VT Halter Marine, Inc.
- Type: Shipbuilding, defense contractor
- Industry: Shipbuilding, arms industry
- Founded: 1956; 70 years ago in New Orleans, Louisiana
- Founder: Harold Halter; Jimmy Dubuisson;
- Defunct: November 14, 2022
- Fate: Merged into Bollinger Shipyards
- Headquarters: Pascagoula, Mississippi, United States
- Parent: Trinity Industries (1983-1996) Friede Goldman International (1999-2003) ST Engineering (2003-2022)
- Website: www.vthaltermarine.com

= VT Halter Marine =

American shipbuilding company, 1956–2022

VT Halter Marine, Inc. was a shipbuilding company and an American subsidiary of ST Engineering. It was located in Pascagoula, Mississippi. It specialized in ship design and construction and served both public and private clients, including the United States Department of Defense.

== History ==
Harold Halter and Jimmy Dubuisson started the original company known as Halter Marine in 1956 in New Orleans; their first built vessel was a 26-foot pleasure boat. The original company would grow to employ more than 4,000 people at its height, but the decline of the offshore oil industry led Halter to sell the company to Trinity Industries in 1983, where it became part of Trinity Marine Group.
In September 1996, Trinity spun off several bluewater shipyard assets as a separate company using the name Halter Marine Group, Inc. Friede Goldman International bought Halter Marine Group in 1999. The company was sold again to ST Engineering (Singapore Technologies Engineering Ltd) in 2003, where it began operating under the name VT Halter Marine Inc.

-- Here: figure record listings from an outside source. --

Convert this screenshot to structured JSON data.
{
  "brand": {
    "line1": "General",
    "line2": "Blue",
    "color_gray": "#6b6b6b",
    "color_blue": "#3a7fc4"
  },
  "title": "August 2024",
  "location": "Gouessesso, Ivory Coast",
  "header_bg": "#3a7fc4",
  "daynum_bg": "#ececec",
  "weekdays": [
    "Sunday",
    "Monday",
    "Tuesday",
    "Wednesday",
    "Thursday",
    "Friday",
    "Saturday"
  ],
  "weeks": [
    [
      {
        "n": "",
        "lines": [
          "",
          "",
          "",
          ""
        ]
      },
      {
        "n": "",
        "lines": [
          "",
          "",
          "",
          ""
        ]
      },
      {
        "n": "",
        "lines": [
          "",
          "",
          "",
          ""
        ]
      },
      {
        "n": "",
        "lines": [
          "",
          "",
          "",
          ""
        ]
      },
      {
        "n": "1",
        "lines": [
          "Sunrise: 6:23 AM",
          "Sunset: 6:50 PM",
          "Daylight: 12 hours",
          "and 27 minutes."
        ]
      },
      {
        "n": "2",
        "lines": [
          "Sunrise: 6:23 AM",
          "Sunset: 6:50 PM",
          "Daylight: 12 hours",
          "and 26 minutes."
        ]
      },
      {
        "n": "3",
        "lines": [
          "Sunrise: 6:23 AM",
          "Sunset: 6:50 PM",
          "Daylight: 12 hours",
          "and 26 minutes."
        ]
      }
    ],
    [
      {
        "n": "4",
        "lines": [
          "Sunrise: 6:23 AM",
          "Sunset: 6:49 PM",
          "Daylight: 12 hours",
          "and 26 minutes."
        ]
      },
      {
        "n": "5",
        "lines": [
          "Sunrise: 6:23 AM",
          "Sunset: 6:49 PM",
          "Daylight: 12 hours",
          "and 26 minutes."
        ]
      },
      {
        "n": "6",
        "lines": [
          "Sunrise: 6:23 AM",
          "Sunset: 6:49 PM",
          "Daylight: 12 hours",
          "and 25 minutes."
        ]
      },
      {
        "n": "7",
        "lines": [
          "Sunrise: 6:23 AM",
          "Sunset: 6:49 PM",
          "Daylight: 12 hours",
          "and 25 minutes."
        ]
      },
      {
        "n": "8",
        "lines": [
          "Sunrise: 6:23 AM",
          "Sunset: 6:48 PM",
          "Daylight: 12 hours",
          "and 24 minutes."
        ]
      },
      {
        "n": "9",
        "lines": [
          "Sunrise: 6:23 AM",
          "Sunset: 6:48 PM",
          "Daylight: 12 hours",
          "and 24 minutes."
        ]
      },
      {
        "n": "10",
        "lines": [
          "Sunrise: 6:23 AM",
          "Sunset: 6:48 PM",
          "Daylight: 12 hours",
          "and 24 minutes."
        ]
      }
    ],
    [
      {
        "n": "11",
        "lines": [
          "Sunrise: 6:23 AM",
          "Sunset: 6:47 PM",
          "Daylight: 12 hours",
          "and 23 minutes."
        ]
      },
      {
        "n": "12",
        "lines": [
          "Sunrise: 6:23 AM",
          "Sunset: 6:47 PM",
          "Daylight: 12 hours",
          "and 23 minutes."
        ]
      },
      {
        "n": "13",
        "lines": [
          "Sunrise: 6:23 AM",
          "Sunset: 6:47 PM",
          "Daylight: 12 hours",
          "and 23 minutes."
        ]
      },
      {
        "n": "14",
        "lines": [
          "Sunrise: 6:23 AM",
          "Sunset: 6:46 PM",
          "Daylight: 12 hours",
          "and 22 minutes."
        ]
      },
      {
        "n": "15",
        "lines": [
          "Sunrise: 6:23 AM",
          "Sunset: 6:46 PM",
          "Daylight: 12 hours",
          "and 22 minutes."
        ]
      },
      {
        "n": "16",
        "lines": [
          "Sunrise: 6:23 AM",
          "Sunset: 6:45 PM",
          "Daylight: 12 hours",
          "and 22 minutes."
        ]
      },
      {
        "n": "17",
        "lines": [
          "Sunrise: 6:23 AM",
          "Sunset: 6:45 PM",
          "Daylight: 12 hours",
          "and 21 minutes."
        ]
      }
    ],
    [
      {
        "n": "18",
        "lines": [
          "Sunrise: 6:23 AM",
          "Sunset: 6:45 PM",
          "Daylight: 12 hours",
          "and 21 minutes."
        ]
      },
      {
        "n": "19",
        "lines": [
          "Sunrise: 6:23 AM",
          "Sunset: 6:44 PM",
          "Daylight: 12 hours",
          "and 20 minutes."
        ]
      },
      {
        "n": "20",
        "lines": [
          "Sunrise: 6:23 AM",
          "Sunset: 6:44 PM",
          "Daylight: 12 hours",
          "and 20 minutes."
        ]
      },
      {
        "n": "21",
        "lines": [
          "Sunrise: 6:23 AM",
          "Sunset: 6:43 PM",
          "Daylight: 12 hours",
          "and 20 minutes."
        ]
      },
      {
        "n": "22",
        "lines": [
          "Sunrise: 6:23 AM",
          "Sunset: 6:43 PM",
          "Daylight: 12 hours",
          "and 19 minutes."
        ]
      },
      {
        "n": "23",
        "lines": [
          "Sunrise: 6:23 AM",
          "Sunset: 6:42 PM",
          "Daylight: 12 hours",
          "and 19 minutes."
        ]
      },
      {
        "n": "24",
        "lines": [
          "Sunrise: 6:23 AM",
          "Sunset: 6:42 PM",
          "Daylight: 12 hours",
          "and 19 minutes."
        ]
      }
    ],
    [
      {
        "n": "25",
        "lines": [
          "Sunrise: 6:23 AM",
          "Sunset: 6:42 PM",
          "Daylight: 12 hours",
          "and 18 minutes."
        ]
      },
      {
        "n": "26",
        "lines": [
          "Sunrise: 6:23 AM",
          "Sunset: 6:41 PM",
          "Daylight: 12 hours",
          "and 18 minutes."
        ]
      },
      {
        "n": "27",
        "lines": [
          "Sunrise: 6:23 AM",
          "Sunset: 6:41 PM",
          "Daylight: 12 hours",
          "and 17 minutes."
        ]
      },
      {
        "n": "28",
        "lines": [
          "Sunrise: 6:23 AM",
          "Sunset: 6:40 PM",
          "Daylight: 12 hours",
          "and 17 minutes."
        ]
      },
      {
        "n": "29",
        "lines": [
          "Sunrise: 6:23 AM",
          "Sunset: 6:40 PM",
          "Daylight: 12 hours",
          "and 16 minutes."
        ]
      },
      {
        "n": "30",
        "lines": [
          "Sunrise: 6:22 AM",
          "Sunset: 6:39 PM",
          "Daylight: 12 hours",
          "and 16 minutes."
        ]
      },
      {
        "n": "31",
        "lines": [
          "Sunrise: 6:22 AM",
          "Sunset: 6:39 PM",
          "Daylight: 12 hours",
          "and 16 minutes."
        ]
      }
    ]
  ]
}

In 2019, VT Halter was awarded a $1.9 billion contract by the United States Coast Guard for the design and construction of new Polar Security Cutter heavy icebreakers.

In November 2022, Bollinger Shipyards agreed to buy Halter Marine and the adjacent ST Engineering Halter Marine Offshore for $15 million from parent ST Engineering North America. The newly acquired shipyards was renamed to Bollinger Mississippi Shipbuilding and Bollinger Mississippi Repair respectively.

==Safety==

In 2009, while working on an $87 million contract with the United States Navy to build the 350-foot survey vessel USNS Maury (renamed Marie Tharp ca.2016), unsafe working conditions led to an explosion that killed two employees and injured five others. The company was fined $1.32 million by the United States Department of Labor for 17 willful and 11 serious violations, including willfully exposing workers to toxic fumes in a confined space. According to Secretary of Labor Hilda L. Solis, the explosion "was a horrific and preventable situation. VT Halter Marine was aware of the hazards and knowingly and willfully sent workers into a confined space with an explosive and toxic atmosphere."